Patrick backed off immediately, but that didn’t mean he gave up his conclusion. El and Patrick worked together, so she heard him repeat himself as often as if they were married. He thought his shoe comment was witty, and he usually retained his witticisms and practiced them when he could.

El kept thinking about Cindy and Terry while she squatted and lunged. On the surface, Patrick’s estranged wife and married girlfriend were dissimilar. Cindy was five feet tall and still bore the remnants of all the weight she had shed since she moved out. Terry was a foot taller and had never been fat. Neither was known for smarts or particularly well-educated, but Cindy was five years older than Patrick and Terry was sixteen years younger; the decades between the two women’s birthdates resulted in different favorite music and movies.

And yet…

Both had been raised by hardworking parents who aspired to join the middle class. Neither had finished college or had babies. Each nursed a chronic health condition and enlisted Patrick in her care. “There’s a reason he chose them,” El thought as she assumed push-up position, “or maybe it’s really that they chose him.” Patrick was a big guy, gentle and helpful and always motivated to make those around him happy. It was easy to obtain his love, and once he offered it, he seldom took it back. He was eight years younger than El and she’d paid more attention to his toddlerhood than to that of her own kids; she remembered how much his antics had cheered their sad mother, and she understood his tendency to dance as fast as he could.
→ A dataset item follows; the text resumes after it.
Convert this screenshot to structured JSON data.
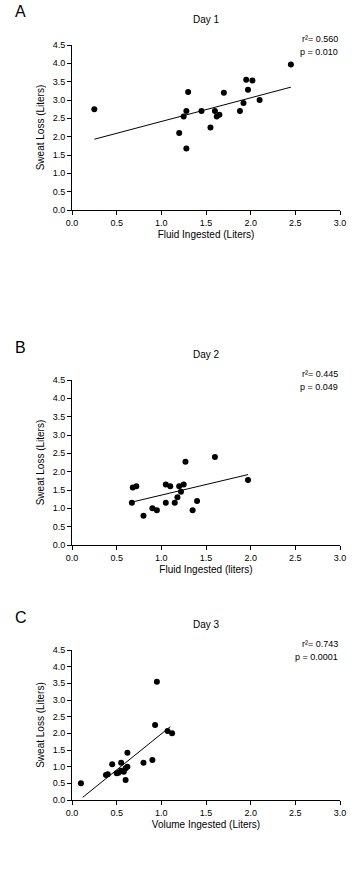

El caught herself judging her brother again. “Shit,” she self-lectured. “Stop it.” She tried her latest strategy; she turned the glass on herself. “What about my husbands? Was there a significant difference between them?” She rose to her hands and knees and flexed her lower back. She had taped the exercise shows twenty years ago, and now she did spine stretches instead of fast-forwarding through the vintage UHF ads. She counted deep breaths while in the universal play position. She resumed her catalog when the boxing sequence started.